Gold-PriceThe tumbling gold prices in recent years have made the shiny metal look down and out. However, not everyone shares the bearish view. In fact, billionaire investor Stan Druckenmiller just bought millions of shares of a gold exchange traded fund (ETF).

If you are not familiar with Stan Druckenmiller, know this: he used to be the chief strategist for George Soros and it was his idea to short the British pound in 1992, which famously “broke the Bank of England.” The legendary shorting made Soros’s Quantum fund $1.0 billion.

Moreover, Druckenmiller has a tremendous track record when it comes to investing. His own hedge fund, Duquesne Capital Management, averaged an annual return of 30% from 1986 to 2010.

So what’s he doing this time? Buying a gold ETF.


According to his family office’s most recent SEC filing, Druckenmiller just bought 2.9 million shares of SPDR Gold Shares (NYSE Arca:GLD). The newly taken position in the gold ETF was worth approximately $323.6 million, which made up more than 20% of Druckenmiller’s portfolio. (Source: The Securities and Exchange Commission, last accessed August 20, 2015.)

Also Read: Billionaire Stanley Druckenmiller Buys 2.9 Million Shares of SPDR Gold Shares (NYSEArca:GLD)

Low Interest Rate Policy to End “Very Badly”

It is a bold move to put more than one-fifth of his holding into a shiny metal ETF. But Druckenmiller’s bullish view on gold shouldn’t come as a surprise, as he has criticized the Fed’s low interest rate policy and said that it could end “very badly.”

“I know it’s so tempting to go ahead and make investments and it looks good for today, but when this thing ends, because we’ve had speculation, we’ve had money building up four to six years in terms of a risk pattern, I think it could end very badly.” (Source: CNBC, last accessed August 20, 2015.)

Since 2008, the U.S. Federal Reserve has increased money supply by 67%, or more than $5.0 trillion. The massive quantitative easing program has pushed up asset prices. The stock market and the bond market are surging to all-time highs. Meanwhile, growth in the real economy was much more moderate, and it’s hard to know whether the growth was real or a just a result of the artificially low interest rates.

Druckenmiller was worried about things such as the large number of unprofitable companies pursuing IPOs and the high levels of corporate debt.

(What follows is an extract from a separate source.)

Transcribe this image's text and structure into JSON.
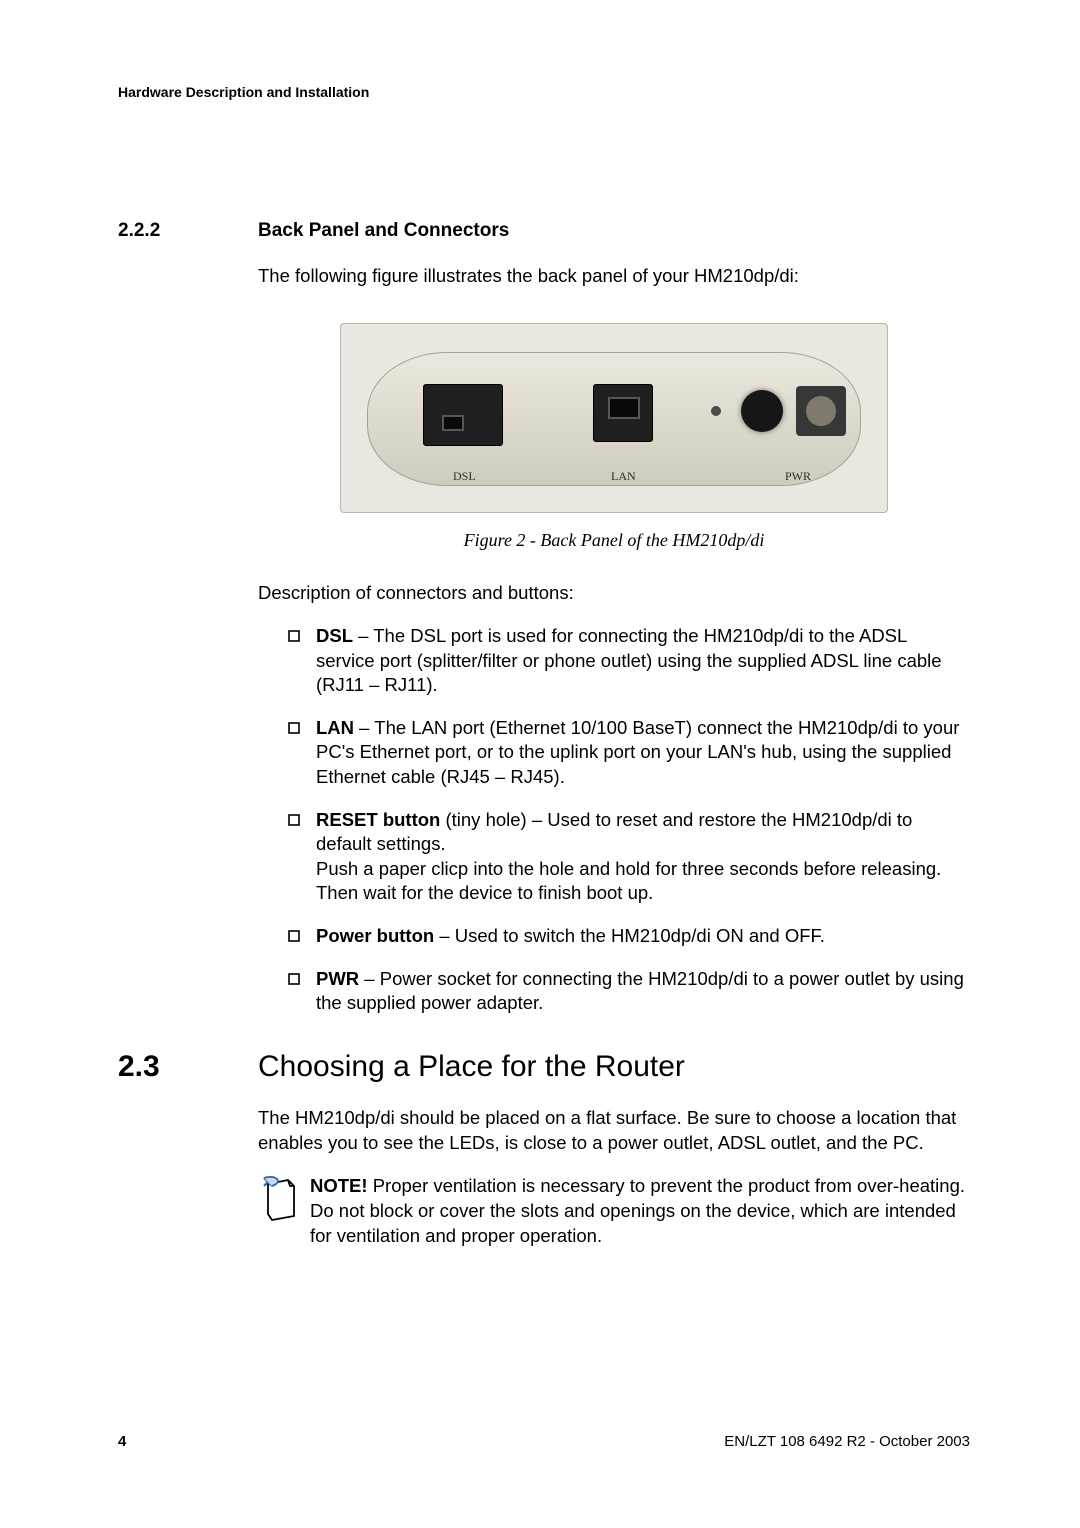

In April he said “You have to be on alert to that ending badly […] I don’t quite know how we get out of this, but it’s possible.”

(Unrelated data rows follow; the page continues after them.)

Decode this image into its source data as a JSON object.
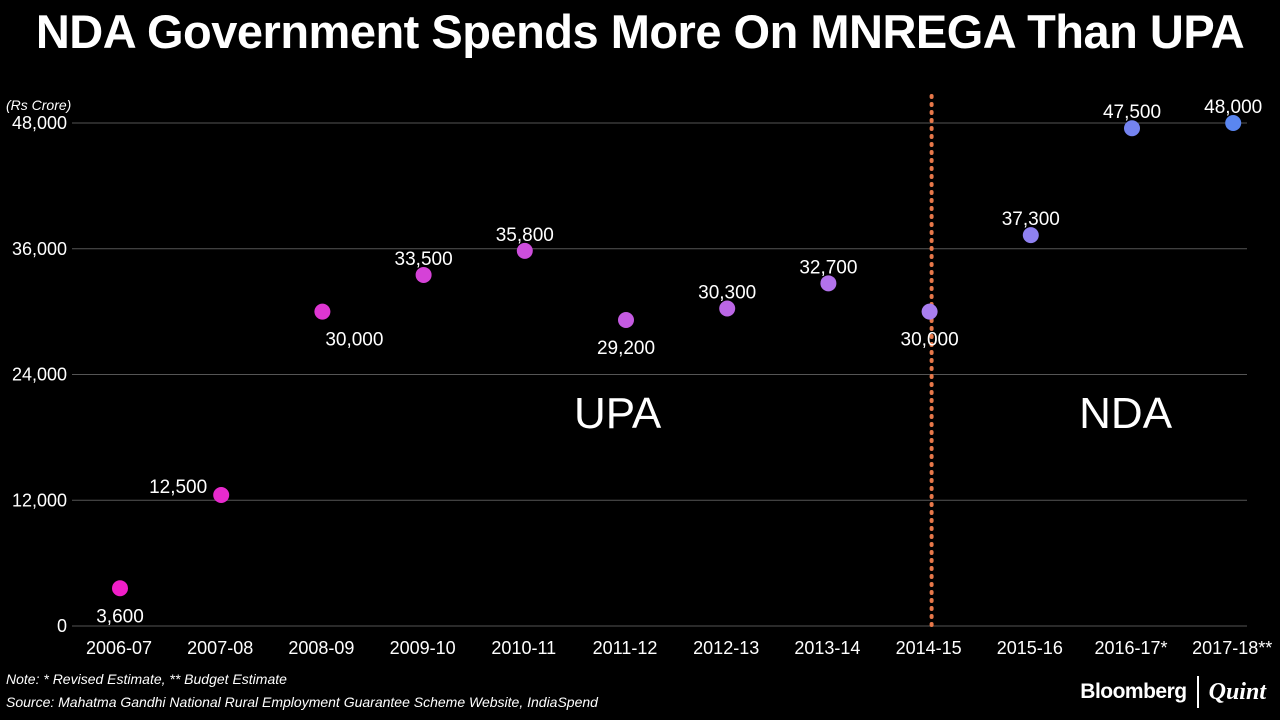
{
  "title": "NDA Government Spends More On MNREGA Than UPA",
  "notes": {
    "line1": "Note: * Revised Estimate, ** Budget Estimate",
    "line2": "Source: Mahatma Gandhi National Rural Employment Guarantee Scheme Website, IndiaSpend"
  },
  "branding": {
    "primary": "Bloomberg",
    "secondary": "Quint"
  },
  "colors": {
    "background": "#000000",
    "grid": "#555555",
    "divider": "#e8784a",
    "upa_start": "#f01ec8",
    "upa_end": "#a97ef0",
    "nda_end": "#5a86f0"
  },
  "chart_data": {
    "type": "line",
    "title": "NDA Government Spends More On MNREGA Than UPA",
    "ylabel": "(Rs Crore)",
    "xlabel": "",
    "ylim": [
      0,
      48000
    ],
    "yticks": [
      0,
      12000,
      24000,
      36000,
      48000
    ],
    "ytick_labels": [
      "0",
      "12,000",
      "24,000",
      "36,000",
      "48,000"
    ],
    "grid": true,
    "categories": [
      "2006-07",
      "2007-08",
      "2008-09",
      "2009-10",
      "2010-11",
      "2011-12",
      "2012-13",
      "2013-14",
      "2014-15",
      "2015-16",
      "2016-17*",
      "2017-18**"
    ],
    "values": [
      3600,
      12500,
      30000,
      33500,
      35800,
      29200,
      30300,
      32700,
      30000,
      37300,
      47500,
      48000
    ],
    "data_labels": [
      "3,600",
      "12,500",
      "30,000",
      "33,500",
      "35,800",
      "29,200",
      "30,300",
      "32,700",
      "30,000",
      "37,300",
      "47,500",
      "48,000"
    ],
    "divider_after_category": "2014-15",
    "annotations": [
      {
        "text": "UPA",
        "region": "before-divider"
      },
      {
        "text": "NDA",
        "region": "after-divider"
      }
    ]
  }
}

His latest move to SPDR Gold Trust could be a sign of turning to “risk off” mode, a potential way to survive the bad ending Druckenmiller was referring to.

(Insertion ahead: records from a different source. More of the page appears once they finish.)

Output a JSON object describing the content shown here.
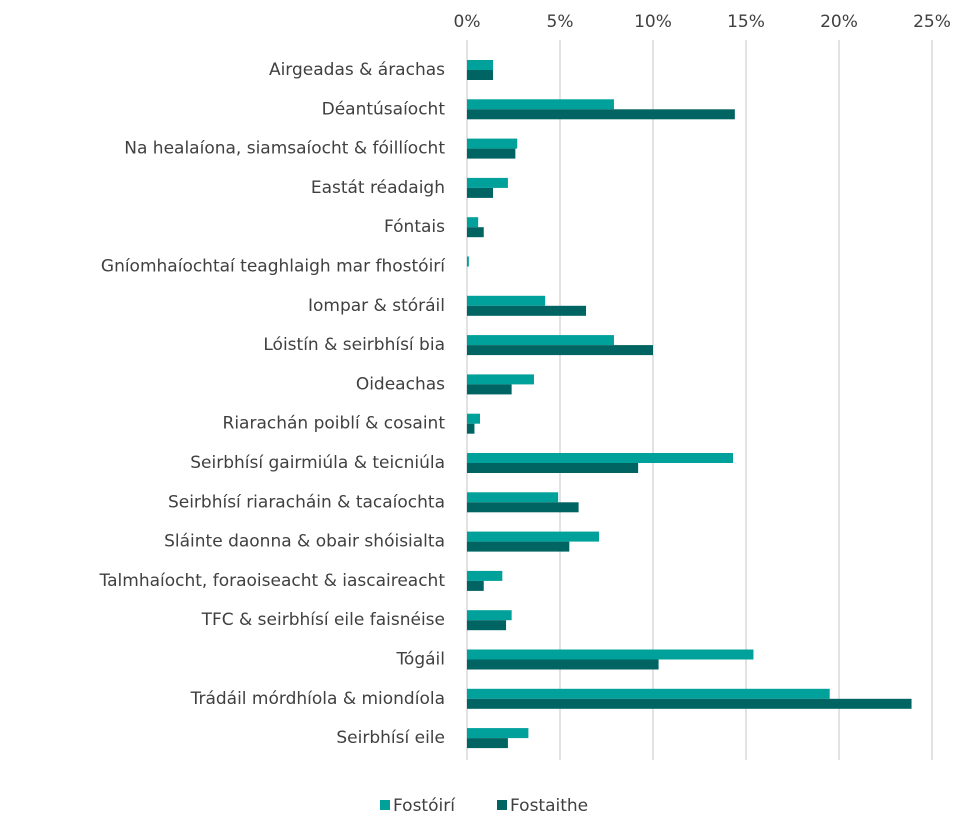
{
  "chart_data": {
    "type": "barh",
    "categories": [
      "Airgeadas & árachas",
      "Déantúsaíocht",
      "Na healaíona, siamsaíocht & fóillíocht",
      "Eastát réadaigh",
      "Fóntais",
      "Gníomhaíochtaí teaghlaigh mar fhostóirí",
      "Iompar & stóráil",
      "Lóistín & seirbhísí bia",
      "Oideachas",
      "Riarachán poiblí & cosaint",
      "Seirbhísí gairmiúla & teicniúla",
      "Seirbhísí riaracháin & tacaíochta",
      "Sláinte daonna & obair shóisialta",
      "Talmhaíocht, foraoiseacht & iascaireacht",
      "TFC & seirbhísí eile faisnéise",
      "Tógáil",
      "Trádáil mórdhíola & miondíola",
      "Seirbhísí eile"
    ],
    "series": [
      {
        "name": "Fostóirí",
        "color": "#00a09b",
        "values": [
          1.4,
          7.9,
          2.7,
          2.2,
          0.6,
          0.1,
          4.2,
          7.9,
          3.6,
          0.7,
          14.3,
          4.9,
          7.1,
          1.9,
          2.4,
          15.4,
          19.5,
          3.3
        ]
      },
      {
        "name": "Fostaithe",
        "color": "#006462",
        "values": [
          1.4,
          14.4,
          2.6,
          1.4,
          0.9,
          0.0,
          6.4,
          10.0,
          2.4,
          0.4,
          9.2,
          6.0,
          5.5,
          0.9,
          2.1,
          10.3,
          23.9,
          2.2
        ]
      }
    ],
    "xlim": [
      0,
      25
    ],
    "xticks": [
      {
        "value": 0,
        "label": "0%"
      },
      {
        "value": 5,
        "label": "5%"
      },
      {
        "value": 10,
        "label": "10%"
      },
      {
        "value": 15,
        "label": "15%"
      },
      {
        "value": 20,
        "label": "20%"
      },
      {
        "value": 25,
        "label": "25%"
      }
    ],
    "grid": true,
    "legend": "bottom"
  }
}
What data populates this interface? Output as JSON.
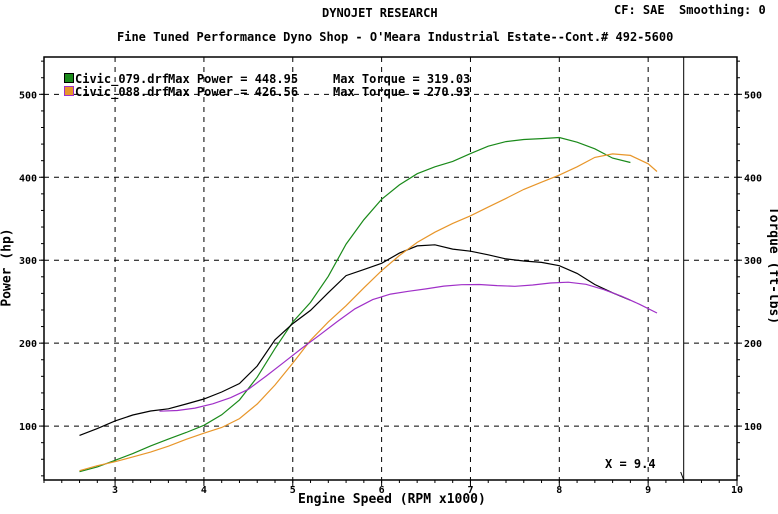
{
  "header": {
    "title": "DYNOJET RESEARCH",
    "settings": "CF: SAE  Smoothing: 0",
    "subtitle": "Fine Tuned Performance Dyno Shop - O'Meara Industrial Estate--Cont.# 492-5600"
  },
  "legend": [
    {
      "file": "Civic_079.drf",
      "power_text": "Max Power = 448.95",
      "torque_text": "Max Torque = 319.03",
      "color": "#1a8a1a"
    },
    {
      "file": "Civic_088.drf",
      "power_text": "Max Power = 426.56",
      "torque_text": "Max Torque = 270.93",
      "color": "#b040d0"
    }
  ],
  "cursor": {
    "label": "X = 9.4",
    "value": 9.4
  },
  "chart_data": {
    "type": "line",
    "xlabel": "Engine Speed (RPM x1000)",
    "ylabel_left": "Power (hp)",
    "ylabel_right": "Torque (ft-lbs)",
    "xlim": [
      2.2,
      10
    ],
    "ylim": [
      35,
      545
    ],
    "x_ticks": [
      3,
      4,
      5,
      6,
      7,
      8,
      9,
      10
    ],
    "y_ticks": [
      100,
      200,
      300,
      400,
      500
    ],
    "grid": true,
    "series": [
      {
        "name": "Civic_079.drf Power",
        "color": "#1a8a1a",
        "x": [
          2.6,
          2.8,
          3.0,
          3.2,
          3.4,
          3.6,
          3.8,
          4.0,
          4.2,
          4.4,
          4.6,
          4.8,
          5.0,
          5.2,
          5.4,
          5.6,
          5.8,
          6.0,
          6.2,
          6.4,
          6.6,
          6.8,
          7.0,
          7.2,
          7.4,
          7.6,
          7.8,
          8.0,
          8.2,
          8.4,
          8.6,
          8.8
        ],
        "y": [
          45,
          52,
          60,
          67,
          75,
          83,
          92,
          102,
          115,
          132,
          158,
          192,
          225,
          250,
          282,
          320,
          348,
          372,
          390,
          405,
          414,
          420,
          428,
          436,
          442,
          446,
          448,
          449,
          442,
          433,
          422,
          418
        ]
      },
      {
        "name": "Civic_079.drf Torque",
        "color": "#000000",
        "x": [
          2.6,
          2.8,
          3.0,
          3.2,
          3.4,
          3.6,
          3.8,
          4.0,
          4.2,
          4.4,
          4.6,
          4.8,
          5.0,
          5.2,
          5.4,
          5.6,
          5.8,
          6.0,
          6.2,
          6.4,
          6.6,
          6.8,
          7.0,
          7.2,
          7.4,
          7.6,
          7.8,
          8.0,
          8.2,
          8.4,
          8.6,
          8.8
        ],
        "y": [
          90,
          97,
          105,
          112,
          118,
          122,
          128,
          133,
          140,
          150,
          172,
          205,
          225,
          240,
          260,
          280,
          288,
          297,
          310,
          318,
          318,
          312,
          310,
          307,
          303,
          300,
          297,
          292,
          283,
          271,
          262,
          253
        ]
      },
      {
        "name": "Civic_088.drf Power",
        "color": "#e8962a",
        "x": [
          2.6,
          2.8,
          3.0,
          3.2,
          3.4,
          3.6,
          3.8,
          4.0,
          4.2,
          4.4,
          4.6,
          4.8,
          5.0,
          5.2,
          5.4,
          5.6,
          5.8,
          6.0,
          6.2,
          6.4,
          6.6,
          6.8,
          7.0,
          7.2,
          7.4,
          7.6,
          7.8,
          8.0,
          8.2,
          8.4,
          8.6,
          8.8,
          9.0,
          9.1
        ],
        "y": [
          45,
          51,
          57,
          64,
          70,
          76,
          83,
          90,
          98,
          110,
          128,
          150,
          175,
          202,
          225,
          246,
          268,
          288,
          305,
          320,
          333,
          345,
          355,
          365,
          374,
          384,
          393,
          403,
          414,
          425,
          428,
          425,
          415,
          407
        ]
      },
      {
        "name": "Civic_088.drf Torque",
        "color": "#a030c8",
        "x": [
          3.5,
          3.7,
          3.9,
          4.1,
          4.3,
          4.5,
          4.7,
          4.9,
          5.1,
          5.3,
          5.5,
          5.7,
          5.9,
          6.1,
          6.3,
          6.5,
          6.7,
          6.9,
          7.1,
          7.3,
          7.5,
          7.7,
          7.9,
          8.1,
          8.3,
          8.5,
          8.7,
          8.9,
          9.1
        ],
        "y": [
          118,
          120,
          123,
          127,
          133,
          143,
          160,
          178,
          195,
          210,
          225,
          240,
          252,
          260,
          264,
          266,
          268,
          269,
          270,
          270,
          270,
          271,
          272,
          272,
          270,
          265,
          258,
          248,
          236
        ]
      }
    ]
  }
}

Note that he was not just loading up on the gold ETF. His SEC filing shows that he also bought 1.3 million shares of Newmont Mining Corporation (NYSE:NEM), worth around $29.9 million. Moreover, he bought 3.5 million shares of copper company Freeport-McMoRan Inc. (NYSE:FCX), with a value of around $66.0 million.

With more than one fifth of his portfolio invested in the yellow metal, Druckenmiller is making a big bet. His previous big bet on the British pound turned out to be tremendously lucrative. Will he be right this time too? Only time will tell.